Ichio Miyazuka Kofun (市尾宮塚古墳) is a burial mound, located in the Ichiohaka neighborhood of the town of Takatori, Nara prefecture in the Kansai region of Japan. Together with the Ichiohakayama Kofun, the tumulus was designated a National Historic Site of Japan in 1981.

==Overview==
The Ichio Miyazuka Kofun is a zenpō-kōen-fun (前方後円墳), which is shaped like a keyhole, having one square end and one circular end, when viewed from above. It is located at the southern edge of the Nara Basin, on an independent hill (106 meter elevation) across the from a ridge that extends north from the Ryumon Mountains. A Tenmangu Shrine is currently located on the hill, and Ichiohakayama Kofun is located to the northeast of the hill. Part of the tomb was excavated around 1893, and grave goods were unearthed.
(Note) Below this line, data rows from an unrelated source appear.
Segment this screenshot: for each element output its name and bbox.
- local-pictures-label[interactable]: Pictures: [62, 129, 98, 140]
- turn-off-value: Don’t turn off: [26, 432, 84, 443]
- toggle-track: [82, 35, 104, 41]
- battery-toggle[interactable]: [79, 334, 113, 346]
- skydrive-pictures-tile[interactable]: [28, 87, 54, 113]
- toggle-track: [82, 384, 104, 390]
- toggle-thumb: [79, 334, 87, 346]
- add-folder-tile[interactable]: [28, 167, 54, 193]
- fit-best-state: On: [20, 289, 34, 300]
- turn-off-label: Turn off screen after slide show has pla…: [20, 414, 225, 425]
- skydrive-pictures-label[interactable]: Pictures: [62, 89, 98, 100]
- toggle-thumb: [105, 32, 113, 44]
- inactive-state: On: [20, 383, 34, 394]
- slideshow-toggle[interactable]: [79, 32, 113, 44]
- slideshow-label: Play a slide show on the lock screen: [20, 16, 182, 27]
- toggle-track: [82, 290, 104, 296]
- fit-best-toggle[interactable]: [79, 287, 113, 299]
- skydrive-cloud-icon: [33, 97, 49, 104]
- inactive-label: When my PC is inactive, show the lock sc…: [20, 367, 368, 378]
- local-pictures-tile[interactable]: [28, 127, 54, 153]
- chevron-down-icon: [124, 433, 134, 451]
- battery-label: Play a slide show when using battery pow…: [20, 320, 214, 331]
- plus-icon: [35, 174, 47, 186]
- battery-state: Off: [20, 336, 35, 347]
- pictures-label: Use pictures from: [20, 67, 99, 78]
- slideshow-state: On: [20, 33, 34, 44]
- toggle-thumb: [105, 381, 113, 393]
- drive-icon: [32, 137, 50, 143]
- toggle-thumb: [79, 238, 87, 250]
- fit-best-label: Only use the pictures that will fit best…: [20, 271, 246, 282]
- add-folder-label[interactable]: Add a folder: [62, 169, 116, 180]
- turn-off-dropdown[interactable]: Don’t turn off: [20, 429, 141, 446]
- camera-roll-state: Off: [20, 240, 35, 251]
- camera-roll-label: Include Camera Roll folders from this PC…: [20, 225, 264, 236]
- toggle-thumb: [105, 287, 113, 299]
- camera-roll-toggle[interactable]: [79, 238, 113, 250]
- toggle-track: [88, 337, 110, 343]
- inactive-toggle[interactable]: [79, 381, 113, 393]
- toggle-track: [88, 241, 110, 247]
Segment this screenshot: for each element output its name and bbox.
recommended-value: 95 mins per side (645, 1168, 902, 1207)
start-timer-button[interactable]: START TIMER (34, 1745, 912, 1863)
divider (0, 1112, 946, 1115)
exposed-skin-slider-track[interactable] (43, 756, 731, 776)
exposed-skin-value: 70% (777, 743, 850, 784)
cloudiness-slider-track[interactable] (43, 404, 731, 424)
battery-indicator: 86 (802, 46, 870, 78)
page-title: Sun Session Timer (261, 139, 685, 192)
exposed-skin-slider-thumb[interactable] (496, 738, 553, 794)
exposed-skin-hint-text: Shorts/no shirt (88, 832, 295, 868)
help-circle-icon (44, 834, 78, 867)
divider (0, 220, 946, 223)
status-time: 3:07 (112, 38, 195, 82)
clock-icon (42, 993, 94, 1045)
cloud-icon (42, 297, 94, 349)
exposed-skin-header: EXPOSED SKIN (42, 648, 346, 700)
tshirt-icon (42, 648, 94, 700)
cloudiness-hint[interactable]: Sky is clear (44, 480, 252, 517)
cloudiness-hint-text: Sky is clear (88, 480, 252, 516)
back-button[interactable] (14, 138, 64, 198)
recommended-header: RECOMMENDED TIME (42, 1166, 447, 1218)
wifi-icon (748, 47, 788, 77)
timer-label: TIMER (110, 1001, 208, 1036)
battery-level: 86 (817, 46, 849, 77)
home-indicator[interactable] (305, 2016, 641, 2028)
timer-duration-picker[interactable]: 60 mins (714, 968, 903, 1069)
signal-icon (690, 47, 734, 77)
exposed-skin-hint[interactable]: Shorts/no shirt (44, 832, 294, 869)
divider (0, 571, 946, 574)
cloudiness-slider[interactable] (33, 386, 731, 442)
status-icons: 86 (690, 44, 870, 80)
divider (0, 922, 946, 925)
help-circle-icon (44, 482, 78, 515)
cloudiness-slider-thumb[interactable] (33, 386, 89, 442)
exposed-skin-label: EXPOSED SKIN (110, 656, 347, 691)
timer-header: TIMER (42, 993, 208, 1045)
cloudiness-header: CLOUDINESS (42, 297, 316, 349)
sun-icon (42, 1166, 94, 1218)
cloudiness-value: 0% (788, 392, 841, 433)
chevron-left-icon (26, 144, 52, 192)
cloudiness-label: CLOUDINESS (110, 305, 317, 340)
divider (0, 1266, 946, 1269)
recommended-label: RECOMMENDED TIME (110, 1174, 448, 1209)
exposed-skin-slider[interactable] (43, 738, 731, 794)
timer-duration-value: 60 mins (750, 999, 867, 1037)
Modern archaeological excavations have been conducted since 1975. The tumulus is orientated to the northwest, with a total length of about 44 meters, with a 23 meter wide anterior rectangular portion, and 23 meter diameter posterior circular portion. The mound was built in two tiers. The burial chamber is a double-sided horizontal-hole stone chamber in the center of the circular portion, measuring 11.6 meters in length. It contained a hollowed-out house-shaped stone coffin made of tuff, as well as the remains of a wooden coffin from the time of the secondary burial. The exterior of the stone sarcophagus was painted with red pigment. Numerous grave goods, including a silver-decorated dragon-patterned twisted ring-headed iron sword, a gilt bronze-decorated ring-headed iron sword, accessories, including beads and other jewelry, horse equipment, and Sue ware pottery have been recovered. From these grave goods and the style of the mound, this kofun was constructed in the first half of the 6th century, during the late Kofun period, shortly after the Ichiohakayama Kofun. As important ruins such as the Mizudoro Kofun and the remains of the Kose temple pagoda are found in the surrounding area, this tumulus has been linked to the Kose clan, a powerful late Kofun period clan who ruled this area during this period and who were active in diplomacy and military affairs with the Korean Peninsula.

Currently, the site is open to the public after maintenance work has been completed, but access to the burial chamber is restricted. The tumulus is about a five-minute walk from Ichio Station on the Kintetsu Railway Yoshino Line.